Wednesday, January 21, 2009

Untelling, undoing

It would be a lot easier if everyone read my blog. I've given our news to as many friends as possible via email, and my mother and Jeff's have mostly told family members for us. That still leaves neighbors, teachers and parents at the kids' schools, even my dental hygienist. I dread each and every conversation. They don't know what to say to me and I don't know what to say to them.

More than that, having to say it means having to believe it, just a little more, each time.

I'm thankful we don't have a nursery to empty. Eventually I'll have to decide whether to give away the baby clothes and gear I've saved, but for now all that can stay safely tucked away. The last thing I want to do right now is wear maternity clothes, but neither do I want to pack them up, spending another hour or two confronting the fact that I don't need them.

Thank you all for your supportive comments and e-mails. We are getting along as best we can. The small-townness of Mayberry helps; word gets around and soon our refrigerator and freezer are overflowing.

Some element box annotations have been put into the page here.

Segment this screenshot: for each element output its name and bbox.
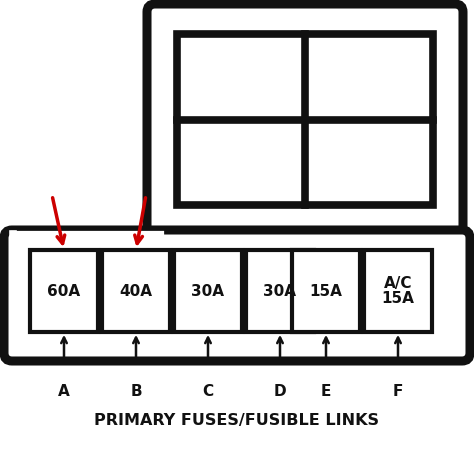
FancyBboxPatch shape bbox=[147, 4, 463, 235]
Text: F: F bbox=[393, 384, 403, 399]
FancyBboxPatch shape bbox=[177, 34, 433, 205]
Text: 30A: 30A bbox=[191, 284, 225, 299]
FancyBboxPatch shape bbox=[4, 230, 470, 361]
Text: A/C
15A: A/C 15A bbox=[382, 276, 414, 306]
Text: A: A bbox=[58, 384, 70, 399]
Bar bbox=[246, 250, 314, 332]
Text: D: D bbox=[273, 384, 286, 399]
Text: 40A: 40A bbox=[119, 284, 153, 299]
Text: B: B bbox=[130, 384, 142, 399]
Bar bbox=[102, 250, 170, 332]
Text: C: C bbox=[202, 384, 214, 399]
Bar bbox=[174, 250, 242, 332]
Text: 15A: 15A bbox=[310, 284, 342, 299]
Text: 60A: 60A bbox=[47, 284, 81, 299]
Text: E: E bbox=[321, 384, 331, 399]
Bar bbox=[292, 250, 360, 332]
Bar bbox=[364, 250, 432, 332]
Text: PRIMARY FUSES/FUSIBLE LINKS: PRIMARY FUSES/FUSIBLE LINKS bbox=[94, 413, 380, 428]
Bar bbox=[30, 250, 98, 332]
Text: 30A: 30A bbox=[264, 284, 297, 299]
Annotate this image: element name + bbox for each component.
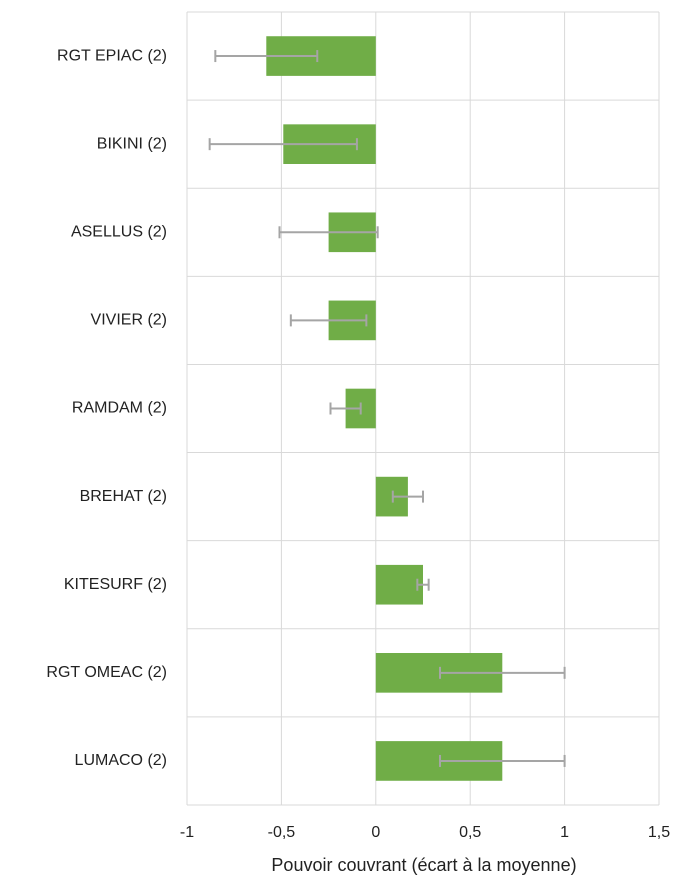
x-tick-label: 1 — [560, 824, 569, 841]
error-bar — [208, 138, 358, 151]
error-bar — [438, 666, 566, 679]
y-tick-label: RGT OMEAC (2) — [46, 664, 167, 681]
x-axis-label: Pouvoir couvrant (écart à la moyenne) — [271, 855, 576, 875]
y-tick-label: LUMACO (2) — [75, 752, 167, 769]
y-tick-label: BIKINI (2) — [97, 135, 167, 152]
error-bar — [214, 50, 319, 63]
error-bar — [438, 754, 566, 767]
x-tick-label: 0,5 — [459, 824, 481, 841]
x-tick-label: -0,5 — [268, 824, 296, 841]
y-tick-label: ASELLUS (2) — [71, 223, 167, 240]
y-tick-label: BREHAT (2) — [80, 488, 167, 505]
error-bar — [391, 490, 424, 503]
x-tick-label: -1 — [180, 824, 194, 841]
y-tick-label: RGT EPIAC (2) — [57, 47, 167, 64]
error-bar — [278, 226, 379, 239]
error-bar — [416, 578, 430, 591]
y-tick-label: VIVIER (2) — [91, 312, 167, 329]
y-tick-label: KITESURF (2) — [64, 576, 167, 593]
error-bar — [329, 402, 362, 415]
error-bar — [289, 314, 368, 327]
x-tick-label: 0 — [371, 824, 380, 841]
bar — [375, 564, 423, 605]
x-tick-label: 1,5 — [648, 824, 670, 841]
y-tick-label: RAMDAM (2) — [72, 400, 167, 417]
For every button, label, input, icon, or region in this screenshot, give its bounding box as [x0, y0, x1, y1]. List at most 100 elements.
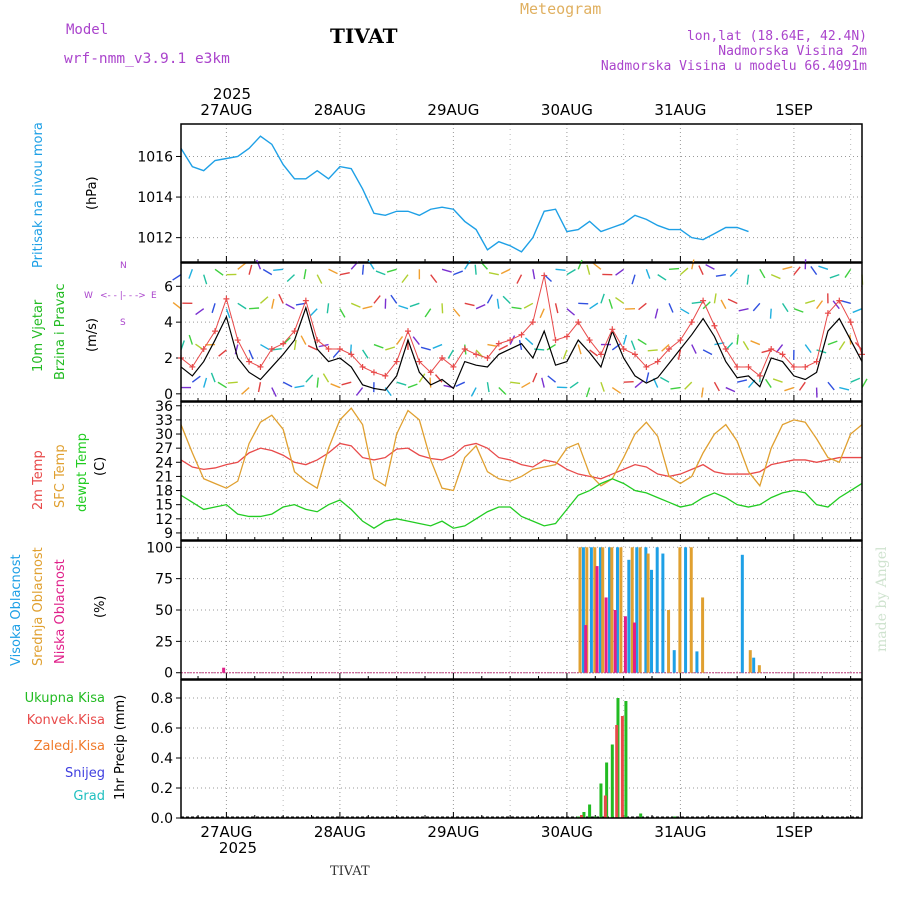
wind-arrow	[562, 349, 568, 360]
wind-arrow	[844, 268, 852, 278]
wind-arrow	[294, 385, 305, 389]
low-cloud-label: Niska Oblacnost	[53, 559, 68, 664]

They don't bring our baby back, but these loving, caring gestures help us eat and sleep and breathe and sometimes even smile.

Sunday, January 18, 2009

Sing thee to thy rest

We lost our baby, our little boy.

We'd known there could be--would be--was something wrong for a few weeks (which is why I haven't been posting or commenting). The end finally came just yesterday.

The end, and the beginning of us missing him and wondering what if and if only.

Every day of these awful weeks, I took my prenatal vitamin, I avoided alcohol, I double-steeped my tea to lower its caffeine content. Just as I've been doing since the first days of my pregnancy. I wasn't hoping for a miracle. I guess I just wanted to prove (to whom, I don't know) that I did every last little thing that I could to protect him.

It wasn't enough. And I do know that it wasn't my fault.

But I hope my little boy knows how much he is loved. And that my heart is as broken as his little body is.